Illustration from Bresler, Johannes: German Hospitals and Care Facilities for the Mentally Ill in Words and Pictures, Halle a. S. 1910, p. 338.
KONRADSTEIN | KOCBOROWO
As early as autumn 1939, 130 children and adolescents from the branch of the institution in Mewe (Gniew) had been transferred to the Konradstein mental hospital. The medical director was Waldemar Siemens.
In 1942, a »Children’s ward« was officially established. The girls were housed in Building X, and the boys in Building XI. Approximately 360 children and adolescents were murdered there.
The head of the »Children’s ward« and the person primarily responsible for the murders was the deputy medical director Hans Arnold Schmidt. He is said to have transferred children’s corpses to the anatomical institute in Danzig, where the director Rudolf Spanner conducted human experiments. Among other things, he developed a process for making soap from human bodies.

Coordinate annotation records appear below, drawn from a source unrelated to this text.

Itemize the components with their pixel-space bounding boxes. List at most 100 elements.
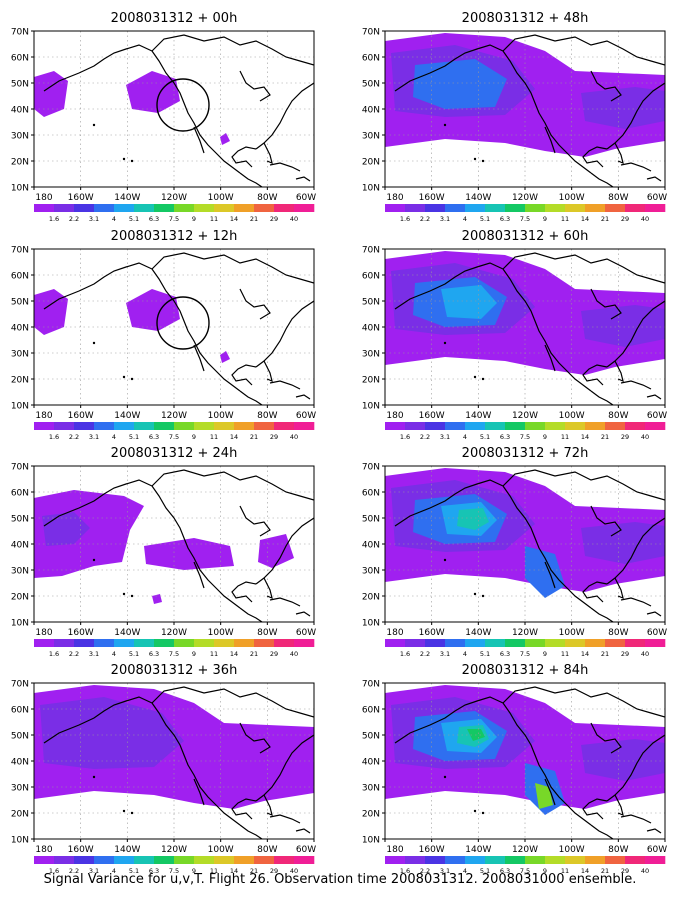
coastline xyxy=(263,142,273,164)
colorbar-swatch xyxy=(74,204,95,212)
coastline xyxy=(606,517,665,585)
lat-label: 20N xyxy=(362,593,380,603)
colorbar-label: 1.6 xyxy=(49,650,59,658)
variance-contour xyxy=(535,783,553,809)
colorbar-swatch xyxy=(214,639,235,647)
colorbar-swatch xyxy=(545,422,566,430)
lat-label: 20N xyxy=(11,376,29,386)
island xyxy=(122,592,126,596)
colorbar-swatch xyxy=(585,639,606,647)
colorbar-label: 5.1 xyxy=(480,433,490,441)
colorbar-swatch xyxy=(545,856,566,864)
colorbar-swatch xyxy=(425,639,446,647)
lon-label: 120W xyxy=(512,193,538,203)
lon-label: 120W xyxy=(161,845,187,855)
lon-label: 80W xyxy=(257,845,277,855)
lon-label: 120W xyxy=(161,411,187,421)
colorbar-label: 7.5 xyxy=(520,650,530,658)
colorbar-label: 14 xyxy=(230,433,238,441)
coastline xyxy=(151,34,314,66)
colorbar-swatch xyxy=(214,856,235,864)
colorbar-label: 40 xyxy=(641,650,649,658)
coastline xyxy=(151,252,314,284)
colorbar-label: 1.6 xyxy=(400,867,410,875)
coastline xyxy=(239,505,271,537)
lon-label: 180 xyxy=(35,628,52,638)
lat-label: 10N xyxy=(362,184,380,194)
colorbar-label: 11 xyxy=(210,867,218,875)
lat-label: 50N xyxy=(11,298,29,308)
coastline xyxy=(269,162,301,172)
colorbar-swatch xyxy=(425,856,446,864)
lon-label: 140W xyxy=(465,628,491,638)
coastline xyxy=(255,517,314,585)
colorbar: 1.6 2.2 3.1 4 5.1 6.3 7.5 9 11 14 21 29 40 xyxy=(385,204,666,223)
colorbar-swatch xyxy=(505,204,526,212)
variance-contour xyxy=(581,305,665,347)
colorbar-label: 1.6 xyxy=(400,650,410,658)
coastline xyxy=(590,288,622,320)
colorbar-swatch xyxy=(194,639,215,647)
coastline xyxy=(606,734,665,802)
variance-contour xyxy=(581,739,665,781)
lat-label: 20N xyxy=(11,158,29,168)
lon-label: 160W xyxy=(68,628,94,638)
lat-label: 70N xyxy=(11,463,29,473)
coastline xyxy=(255,82,314,150)
lat-label: 70N xyxy=(362,28,380,38)
colorbar-label: 9 xyxy=(192,867,196,875)
colorbar-label: 9 xyxy=(543,433,547,441)
island xyxy=(473,375,477,379)
panel-map-area xyxy=(385,249,665,405)
colorbar: 1.6 2.2 3.1 4 5.1 6.3 7.5 9 11 14 21 29 40 xyxy=(34,422,315,441)
lon-label: 140W xyxy=(114,628,140,638)
variance-contour xyxy=(457,508,489,530)
lat-label: 70N xyxy=(362,463,380,473)
colorbar-label: 6.3 xyxy=(149,215,159,223)
colorbar-swatch xyxy=(405,856,426,864)
panel-title: 2008031312 + 12h xyxy=(111,229,238,244)
lat-label: 10N xyxy=(11,836,29,846)
island xyxy=(92,558,96,562)
colorbar-label: 4 xyxy=(112,867,116,875)
coastline xyxy=(502,268,592,392)
colorbar-swatch xyxy=(34,639,55,647)
island xyxy=(443,775,447,779)
colorbar-label: 29 xyxy=(621,433,629,441)
colorbar: 1.6 2.2 3.1 4 5.1 6.3 7.5 9 11 14 21 29 40 xyxy=(34,856,315,875)
colorbar-swatch xyxy=(645,856,666,864)
map-panel: 2008031312 + 72h 70N 60N 50N 40N 30N 20N 10N 180… xyxy=(362,446,667,658)
colorbar-label: 5.1 xyxy=(480,650,490,658)
island xyxy=(130,159,134,163)
island xyxy=(130,377,134,381)
colorbar-swatch xyxy=(585,856,606,864)
colorbar-swatch xyxy=(625,639,646,647)
colorbar-label: 11 xyxy=(210,650,218,658)
lon-label: 60W xyxy=(296,845,316,855)
colorbar-swatch xyxy=(154,639,175,647)
lat-label: 70N xyxy=(362,246,380,256)
lon-label: 120W xyxy=(161,628,187,638)
colorbar-swatch xyxy=(174,856,195,864)
lat-label: 60N xyxy=(362,706,380,716)
lon-label: 140W xyxy=(465,845,491,855)
lat-label: 50N xyxy=(362,298,380,308)
colorbar-swatch xyxy=(74,856,95,864)
lon-label: 180 xyxy=(386,628,403,638)
colorbar-label: 2.2 xyxy=(69,867,79,875)
coastline xyxy=(544,126,556,154)
variance-contour xyxy=(258,534,294,568)
coastline xyxy=(614,360,624,382)
lat-label: 50N xyxy=(11,515,29,525)
lat-label: 70N xyxy=(362,680,380,690)
colorbar-label: 21 xyxy=(601,433,609,441)
lat-label: 60N xyxy=(362,489,380,499)
panel-title: 2008031312 + 24h xyxy=(111,446,238,461)
colorbar-swatch xyxy=(154,204,175,212)
lat-label: 70N xyxy=(11,28,29,38)
lon-label: 120W xyxy=(512,845,538,855)
coastline xyxy=(43,696,153,744)
lon-label: 180 xyxy=(35,193,52,203)
lat-label: 10N xyxy=(362,836,380,846)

After the war, the investigation into the murder of children was largely overshadowed by the much more extensive murders of sick people in occupied Poland. In 1946, Johann Aberg, a nurse in the »Children’s ward«, was sentenced to death in absentia. Investigations against two other doctors were dropped in 1967 due to lack of evidence.
The former medical director Walter Siemens went into hiding after the war. Hans Arnold Schmidt worked as a doctor in Hamburg. He escaped criminal proceedings in the 1960s despite the evidence against him. Due to his alcoholism, he was declared unfit to stand trial.